Рита достала из холодильника синюю банку джин-тоника и, поставив ее на стол, огляделась в поисках стаканов.

– Давай праздничные, раз такое дело, – она пощелкала пальцами.

Какое уж такое? Меня тоска заела, а у нее любовь. Я, недолго думая, высказала свои соображения.

– А как мне ему об этом сказать? Или намекнуть? И Ленку слить?

– Что значит слить? Она ж не заходит – увиделись раз и все.

Рита махнула рукой и углубилась в посудный шкафчик. Извлекла два пузатых фужера на тонких ножках и со звоном поставила на стол.

– Она из дома ушла, у меня живет.

Я ахнула. Поинтересовалась, где же она.

– На балконе, лак стирает.

– Тьфу! Я-то думала ты одна, что ж не сказала раньше?

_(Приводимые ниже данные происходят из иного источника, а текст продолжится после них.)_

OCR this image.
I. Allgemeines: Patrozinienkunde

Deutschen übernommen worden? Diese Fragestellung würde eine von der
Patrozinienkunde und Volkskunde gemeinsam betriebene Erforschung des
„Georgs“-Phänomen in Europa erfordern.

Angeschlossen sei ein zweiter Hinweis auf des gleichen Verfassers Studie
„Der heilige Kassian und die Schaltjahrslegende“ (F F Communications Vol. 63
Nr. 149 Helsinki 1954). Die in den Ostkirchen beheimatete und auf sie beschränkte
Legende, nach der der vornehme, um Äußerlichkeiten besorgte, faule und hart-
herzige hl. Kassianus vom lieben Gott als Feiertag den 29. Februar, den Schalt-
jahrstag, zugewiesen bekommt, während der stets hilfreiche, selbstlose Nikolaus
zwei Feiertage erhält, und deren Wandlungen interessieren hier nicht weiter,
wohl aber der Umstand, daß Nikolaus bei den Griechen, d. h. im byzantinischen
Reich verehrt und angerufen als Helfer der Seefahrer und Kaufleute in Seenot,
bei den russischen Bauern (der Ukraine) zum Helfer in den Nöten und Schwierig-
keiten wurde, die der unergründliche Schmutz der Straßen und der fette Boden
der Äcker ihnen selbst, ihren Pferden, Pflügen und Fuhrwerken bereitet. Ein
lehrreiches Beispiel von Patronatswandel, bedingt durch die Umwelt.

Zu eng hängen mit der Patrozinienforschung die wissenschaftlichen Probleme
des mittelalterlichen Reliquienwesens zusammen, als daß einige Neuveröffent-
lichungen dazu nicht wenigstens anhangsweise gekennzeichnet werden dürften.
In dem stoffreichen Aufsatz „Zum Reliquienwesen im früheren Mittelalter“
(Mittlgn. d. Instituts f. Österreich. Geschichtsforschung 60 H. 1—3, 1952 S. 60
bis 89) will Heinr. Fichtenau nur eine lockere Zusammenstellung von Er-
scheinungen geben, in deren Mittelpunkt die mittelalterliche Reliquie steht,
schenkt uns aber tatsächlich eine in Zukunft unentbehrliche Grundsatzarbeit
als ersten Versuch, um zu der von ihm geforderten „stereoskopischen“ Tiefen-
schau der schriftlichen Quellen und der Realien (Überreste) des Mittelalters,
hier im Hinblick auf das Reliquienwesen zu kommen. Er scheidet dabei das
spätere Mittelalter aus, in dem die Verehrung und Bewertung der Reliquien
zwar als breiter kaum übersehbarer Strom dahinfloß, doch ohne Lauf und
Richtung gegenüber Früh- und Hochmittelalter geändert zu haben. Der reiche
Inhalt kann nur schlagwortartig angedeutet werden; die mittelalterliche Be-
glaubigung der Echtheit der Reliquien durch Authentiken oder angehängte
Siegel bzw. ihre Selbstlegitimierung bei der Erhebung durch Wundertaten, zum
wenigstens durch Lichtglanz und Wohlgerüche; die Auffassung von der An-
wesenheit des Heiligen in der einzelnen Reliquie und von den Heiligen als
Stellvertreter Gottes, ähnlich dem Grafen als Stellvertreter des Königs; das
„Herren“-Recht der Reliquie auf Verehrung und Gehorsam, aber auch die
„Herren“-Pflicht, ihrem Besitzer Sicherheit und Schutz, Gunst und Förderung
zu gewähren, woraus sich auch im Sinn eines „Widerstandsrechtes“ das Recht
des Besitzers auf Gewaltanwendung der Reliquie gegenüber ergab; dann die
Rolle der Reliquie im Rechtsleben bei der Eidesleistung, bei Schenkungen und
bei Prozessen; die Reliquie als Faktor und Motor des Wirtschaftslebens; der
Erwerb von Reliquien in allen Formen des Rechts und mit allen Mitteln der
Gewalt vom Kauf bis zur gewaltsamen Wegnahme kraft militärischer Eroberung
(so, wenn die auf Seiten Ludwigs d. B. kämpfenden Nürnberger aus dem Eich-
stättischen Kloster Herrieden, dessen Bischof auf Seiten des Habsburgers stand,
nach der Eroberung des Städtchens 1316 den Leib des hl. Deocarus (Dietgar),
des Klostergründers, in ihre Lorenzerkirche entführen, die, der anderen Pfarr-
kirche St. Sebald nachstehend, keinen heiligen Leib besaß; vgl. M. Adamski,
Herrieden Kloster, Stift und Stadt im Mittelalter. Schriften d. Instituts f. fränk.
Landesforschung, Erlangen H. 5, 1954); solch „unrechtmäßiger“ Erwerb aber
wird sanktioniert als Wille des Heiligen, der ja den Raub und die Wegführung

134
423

Марго опять отмахнулась – мол, стирать лак она будет еще часа три, потому что жидкости нет, и Лена отдирает его ногтями. По каким-то причинам этот процесс ее увлекает – или больше заняться нечем.

– Дан, – хозяйка закрыла кухонную дверь, но заговорила почти шепотом, – я вообще не понимаю, как можно так жить. Мне нужно тридцать шесть часов в сутки даже наедине с собой, столько в мире интересного!

Я кивнула.

– А Ленка… ногти, косметика, шмотки, причесон – об этом они часами могут говорить. Я тут с ее девками в автобусе ехала, они так живо это обсуждали, убиться веником… а со мной ей скучно, ясное дело. Да и мне с ней. Расходимся, и слава Богу. Будем видеться раз в год, в память об ушедшем детстве.

Я поинтересовалась, почему Ленка ушла из дома и остановилась именно у Риты, раз есть подруги под стать. Марго ответила, что какая-то подруга ее подставила, а поскольку они все в одной компашке, то остановиться больше не у кого. Дома с мамой разругалась, так и понеслась.

– Дурь, короче, пройдет. Но все так не вовремя!

Рита вскрыла банку, и та с шипением пустила белую пену на жестяной верх.

– Ленку позвать не хочешь?

Маргоша скривилась.

– Самим мало.

И правда. Фужеры едва наполнились, а банка опустела.

– Ну давай, чтобы у тебя все разрулилось, – пожелала я.

Мы чокнулись и выпили.

– Не говори. Жизнь весёлая пошла.

– У тебя там «Ария» орет, а дверь у нас закрыта, – напомнила я, – Ленке это странным не покажется?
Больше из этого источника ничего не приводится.